当レポートは、英語による2019年12月発行「DEVELOPED MARKETS OUTLOOK 2020」の日本語訳です。内容については英語による原本が日本語版に優先します。

米中間の「第1段階」の貿易合意をめぐる楽観ムードや両国の経済指標の好調さなどを受けて投資家心理が大幅に改善するなか、2020年を控えて世界のリスク資産は概ね好調に推移している。当社では、2020年の先進国市場の出だしについて依然懸念している。例年であれば1月は、年末のタックス・ハーベスティング(損益通算によって税額を抑えるための損出し)やリバランスの動きを受けて良好なリターンが期待されるところだ。しかし、2019年末にかけてリスク資産市場は上昇しており、リターンを先取りした格好となっていることから、新年を迎えても典型的な「1月効果」は発揮されないかもしれない。地政学的情勢は引き続き大きな注目を集めるだろう。11月に米国大統領選挙を控えており、年の後半にはそうした傾向が特に顕著になるとみられる。米国のドナルド・トランプ大統領は、選挙キャンペーンが本格化する前に中国との貿易合意をまとめたいところだろう。とりわけ民主党が一枚岩ではない状況にあって、市場や経済が好調に推移すればトランプ大統領の再選を後押しするとみられる。また、トランプ大統領の弾劾裁判は選挙キャンペーンの場となり、最終的には同氏の再選確率に好影響を及ぼすとみている。

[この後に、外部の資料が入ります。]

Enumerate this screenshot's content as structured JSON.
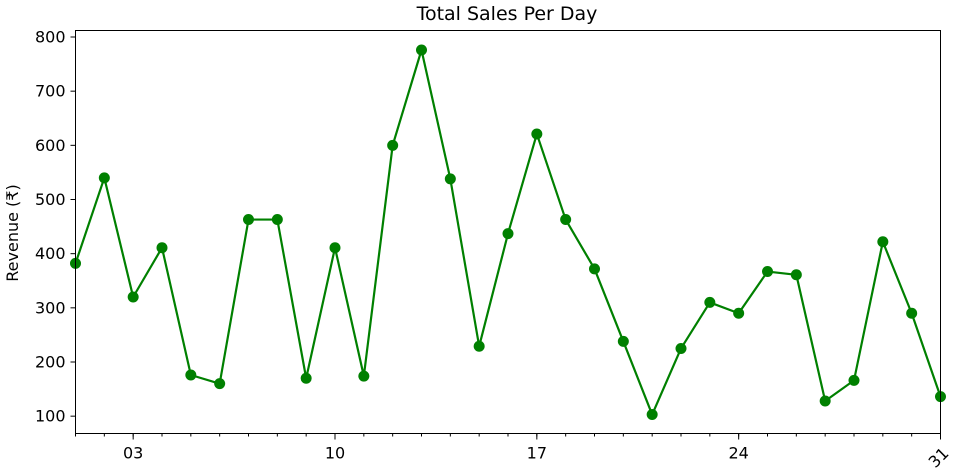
{
  "chart_data": {
    "type": "line",
    "title": "Total Sales Per Day",
    "xlabel": "",
    "ylabel": "Revenue (₹)",
    "x_major_ticks": [
      {
        "day": 3,
        "label": "03"
      },
      {
        "day": 10,
        "label": "10"
      },
      {
        "day": 17,
        "label": "17"
      },
      {
        "day": 24,
        "label": "24"
      },
      {
        "day": 31,
        "label": "31"
      }
    ],
    "y_ticks": [
      100,
      200,
      300,
      400,
      500,
      600,
      700,
      800
    ],
    "xlim": [
      1,
      31
    ],
    "ylim": [
      68,
      812
    ],
    "grid": false,
    "legend": "none",
    "color": "#008000",
    "x": [
      1,
      2,
      3,
      4,
      5,
      6,
      7,
      8,
      9,
      10,
      11,
      12,
      13,
      14,
      15,
      16,
      17,
      18,
      19,
      20,
      21,
      22,
      23,
      24,
      25,
      26,
      27,
      28,
      29,
      30,
      31
    ],
    "values": [
      382,
      540,
      320,
      411,
      176,
      160,
      463,
      463,
      170,
      411,
      174,
      600,
      776,
      538,
      229,
      437,
      621,
      463,
      372,
      238,
      103,
      225,
      310,
      290,
      367,
      361,
      128,
      166,
      422,
      290,
      136
    ]
  }
}
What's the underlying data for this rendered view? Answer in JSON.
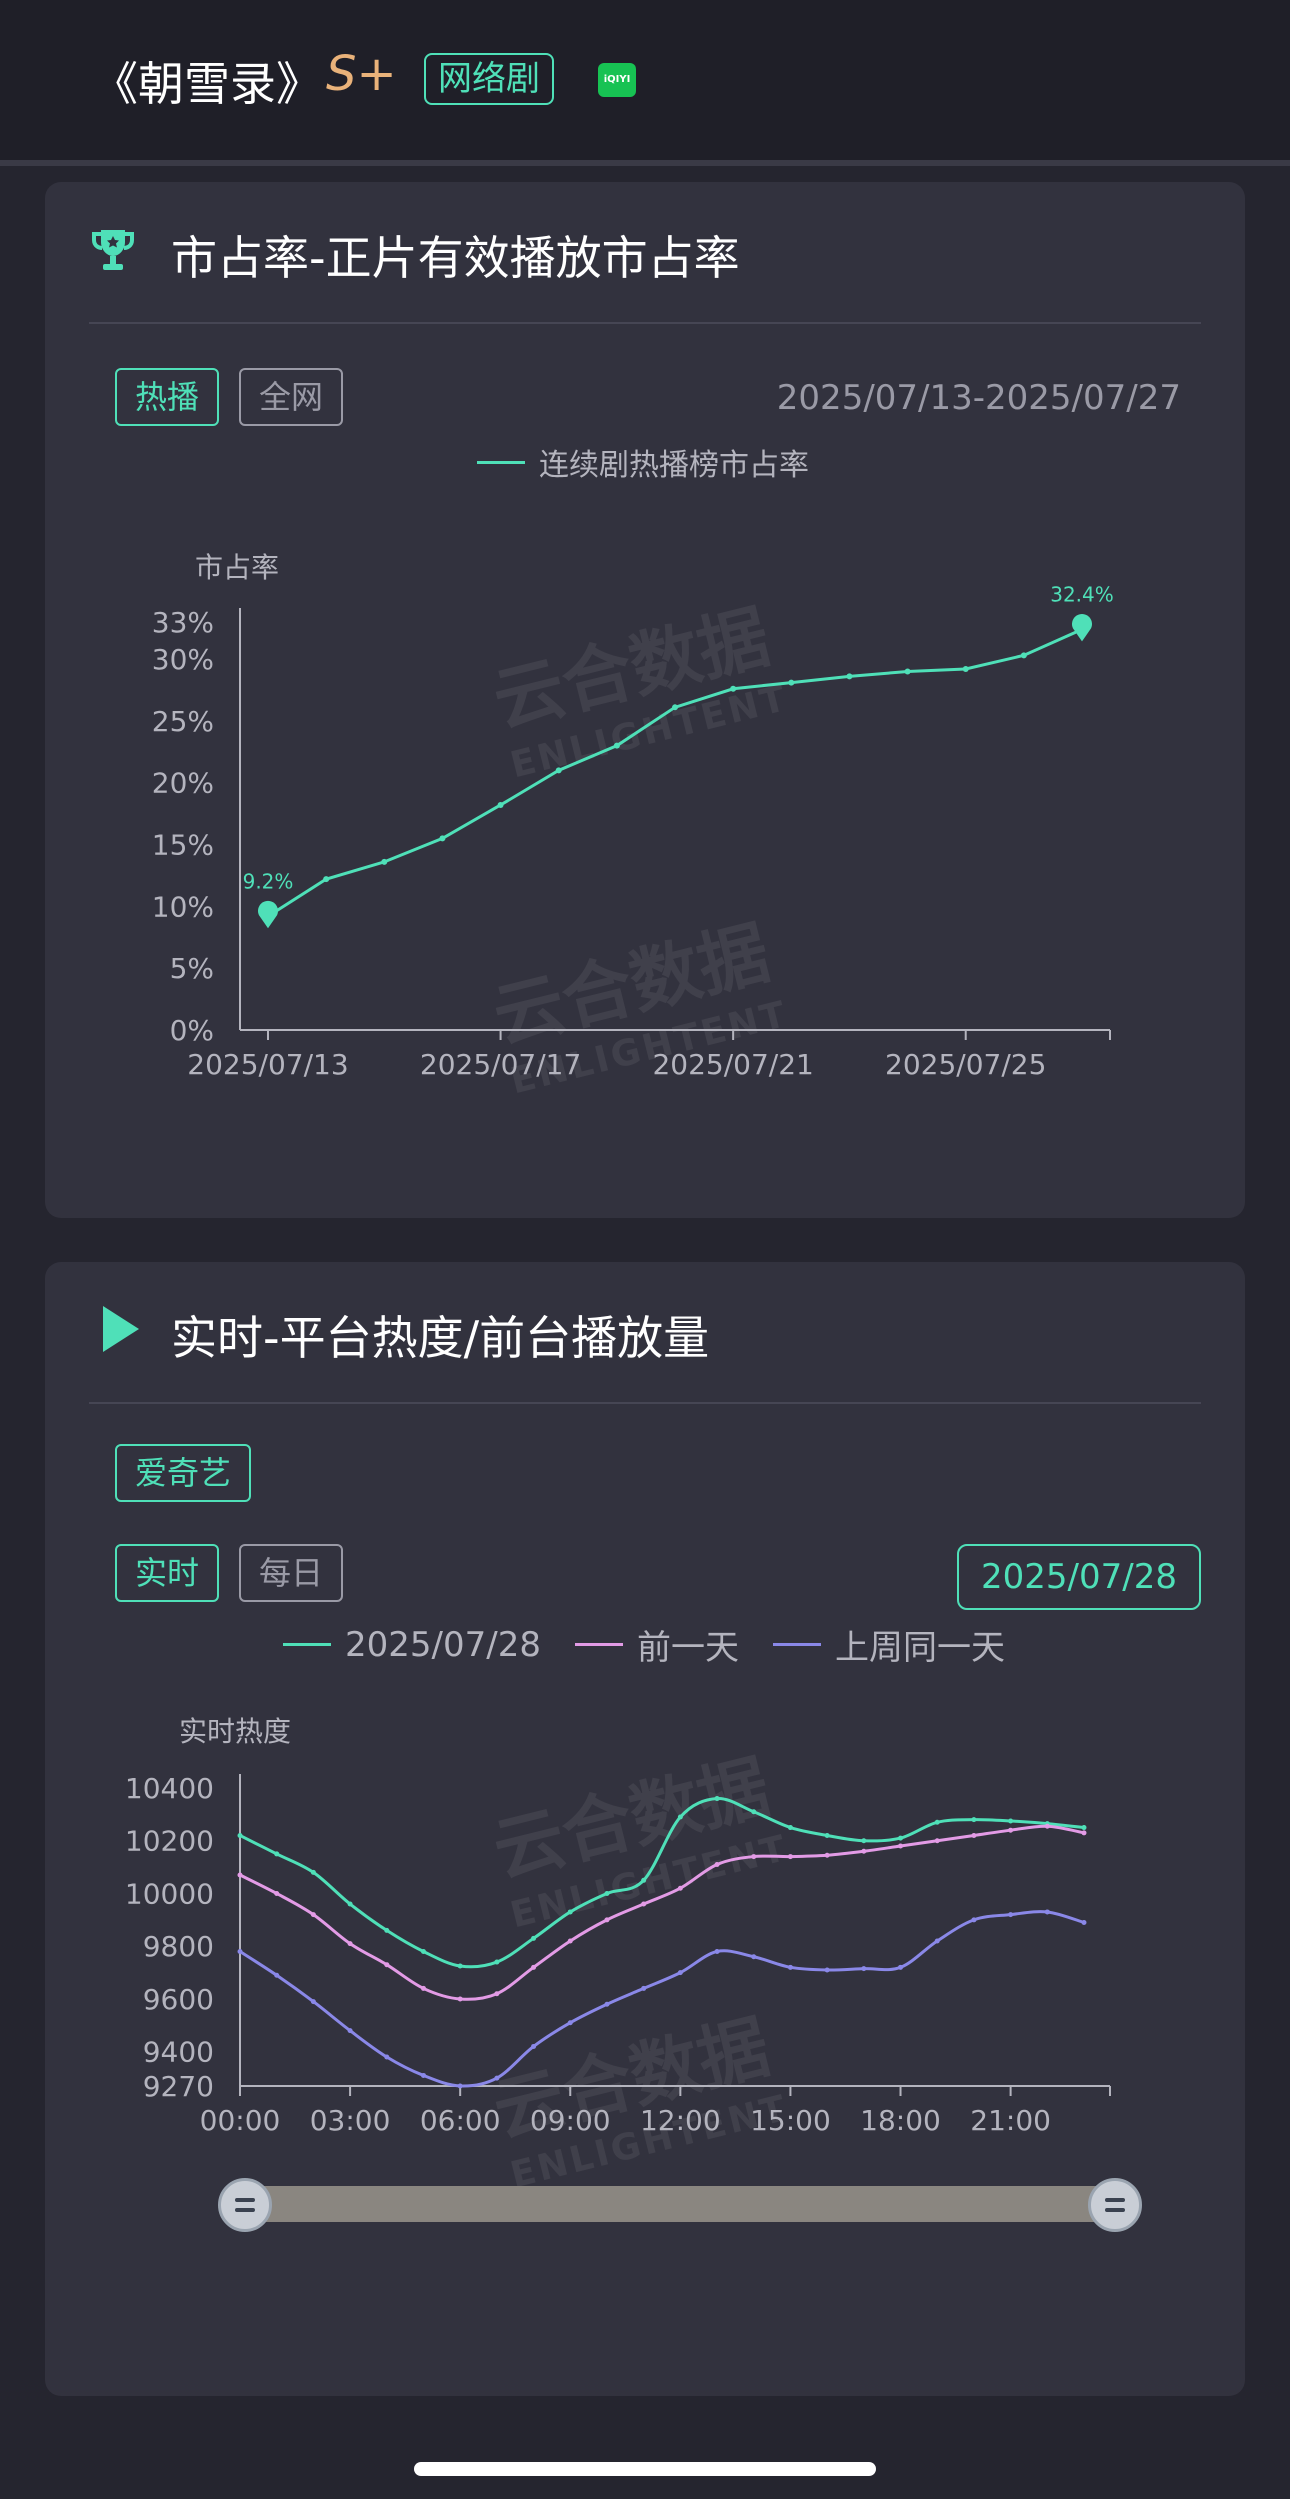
{
  "header": {
    "title": "《朝雪录》",
    "grade": "S+",
    "genre_tag": "网络剧",
    "platform_logo": "iQIYI"
  },
  "card1": {
    "icon": "trophy-icon",
    "title": "市占率-正片有效播放市占率",
    "filters": [
      "热播",
      "全网"
    ],
    "active_filter": "热播",
    "date_range": "2025/07/13-2025/07/27",
    "legend": "连续剧热播榜市占率",
    "ylabel": "市占率"
  },
  "card2": {
    "icon": "play-icon",
    "title": "实时-平台热度/前台播放量",
    "platform_tag": "爱奇艺",
    "modes": [
      "实时",
      "每日"
    ],
    "active_mode": "实时",
    "date_button": "2025/07/28",
    "legend": [
      "2025/07/28",
      "前一天",
      "上周同一天"
    ],
    "ylabel": "实时热度"
  },
  "colors": {
    "accent": "#4fe0b8",
    "series_today": "#4fe0b8",
    "series_prev_day": "#e39be6",
    "series_last_week": "#8a88e8",
    "card_bg": "#32323e",
    "page_bg": "#25252f"
  },
  "watermark": {
    "text": "云合数据",
    "sub": "ENLIGHTENT"
  },
  "chart_data": [
    {
      "type": "line",
      "title": "",
      "ylabel": "市占率",
      "xlabel": "",
      "x": [
        "2025/07/13",
        "2025/07/14",
        "2025/07/15",
        "2025/07/16",
        "2025/07/17",
        "2025/07/18",
        "2025/07/19",
        "2025/07/20",
        "2025/07/21",
        "2025/07/22",
        "2025/07/23",
        "2025/07/24",
        "2025/07/25",
        "2025/07/26",
        "2025/07/27"
      ],
      "x_tick_labels": [
        "2025/07/13",
        "2025/07/17",
        "2025/07/21",
        "2025/07/25"
      ],
      "y_tick_labels": [
        "0%",
        "5%",
        "10%",
        "15%",
        "20%",
        "25%",
        "30%",
        "33%"
      ],
      "ylim": [
        0,
        33
      ],
      "series": [
        {
          "name": "连续剧热播榜市占率",
          "values": [
            9.2,
            12.2,
            13.6,
            15.5,
            18.2,
            21.0,
            23.0,
            26.1,
            27.6,
            28.1,
            28.6,
            29.0,
            29.2,
            30.3,
            32.4
          ]
        }
      ],
      "annotations": [
        {
          "x": "2025/07/13",
          "label": "9.2%"
        },
        {
          "x": "2025/07/27",
          "label": "32.4%"
        }
      ],
      "grid": false,
      "legend_position": "top-center"
    },
    {
      "type": "line",
      "title": "",
      "ylabel": "实时热度",
      "xlabel": "",
      "x": [
        "00:00",
        "01:00",
        "02:00",
        "03:00",
        "04:00",
        "05:00",
        "06:00",
        "07:00",
        "08:00",
        "09:00",
        "10:00",
        "11:00",
        "12:00",
        "13:00",
        "14:00",
        "15:00",
        "16:00",
        "17:00",
        "18:00",
        "19:00",
        "20:00",
        "21:00",
        "22:00",
        "23:00"
      ],
      "x_tick_labels": [
        "00:00",
        "03:00",
        "06:00",
        "09:00",
        "12:00",
        "15:00",
        "18:00",
        "21:00"
      ],
      "y_tick_labels": [
        "9270",
        "9400",
        "9600",
        "9800",
        "10000",
        "10200",
        "10400"
      ],
      "ylim": [
        9270,
        10400
      ],
      "series": [
        {
          "name": "2025/07/28",
          "values": [
            10220,
            10150,
            10080,
            9960,
            9860,
            9780,
            9725,
            9740,
            9830,
            9930,
            10000,
            10050,
            10290,
            10360,
            10310,
            10250,
            10220,
            10200,
            10210,
            10270,
            10280,
            10275,
            10265,
            10250
          ]
        },
        {
          "name": "前一天",
          "values": [
            10070,
            10000,
            9920,
            9810,
            9730,
            9640,
            9600,
            9620,
            9720,
            9820,
            9900,
            9960,
            10020,
            10110,
            10140,
            10140,
            10145,
            10160,
            10180,
            10200,
            10220,
            10240,
            10255,
            10230
          ]
        },
        {
          "name": "上周同一天",
          "values": [
            9780,
            9690,
            9590,
            9480,
            9380,
            9310,
            9270,
            9300,
            9420,
            9510,
            9580,
            9640,
            9700,
            9780,
            9760,
            9720,
            9710,
            9715,
            9720,
            9820,
            9900,
            9920,
            9930,
            9890
          ]
        }
      ],
      "grid": false,
      "legend_position": "top-center"
    }
  ]
}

米国の金利については、2020年を通じて米国連邦準備制度理事会(FRB)およびトランプ大統領の動向によって左右される展開が続くだろう。米国のファンダメンタルズは良好であることから金利上昇バイアスがあるとみているが、それが潜在的な政治的リスクやFRBの緩和バイアスによって相殺されると考える。FRBについては、2019年に積極的に利下げを行い、2018年の利上げ分をほぼ完全に巻き戻していることから、少なくとも2020年前半は政策金利を据え置くと予想している。また、そうなれば、政策変更は11月の大統領選挙後まで行われない可能性が高まる。なぜなら、それ以前に行動を起こせば、FRBにはさらなる政治的圧力がかかる可能性があるからである。政治的圧力と言えば、トランプ大統領はジェローム・パウエルFRB議長を公然と批判してきた。当社の見立てでは、トランプ大統領は、自身が再選されればパウエル氏が2022年2月に任期満了を迎えるタイミングで、おそらくよりハト派寄りの新FRB議長を任命しようと試みるだろう。政策金利面で何か動きがあるとは予想していないが、準備預金残高を増加させるために資産購入を継続するなど、FRBは公開市場操作を通じて引き続き強い影響力を及ぼすとみている。2019年12月第1週時点において、FRBのバランスシートは4.1兆米ドルまで拡大している。現在のペースだと、量的引き締めによるバランスシート縮小分が2020年第1四半期中に完全に巻き戻されることになる。FRBは、現在のターム物レポ・ファシリティによる応急処置ではなく、より長期的な解決策を講じるためにQE4(量的緩和第4弾)に踏み切らざるを得なくなる可能性が十分にあるとみられる。また、1兆米ドルを超える財政赤字(債券供給の純増額に基づく)が引き続き逆風要因となり、米国債の利回り低下余地は限定されよう。米ドルは、米国の金利が相対的に高水準であることによって引き続き下支えされるとみているが、足元の相対的なバリュエーション水準からして大幅な上昇は予想していない。2019年における米国債イールドカーブの長短金利逆転を受けて、過去の事例からすると米国の景気後退リスクは高まっているが、当社では、FRBの積極的な政策対応によって景気低迷は回避されると考えている。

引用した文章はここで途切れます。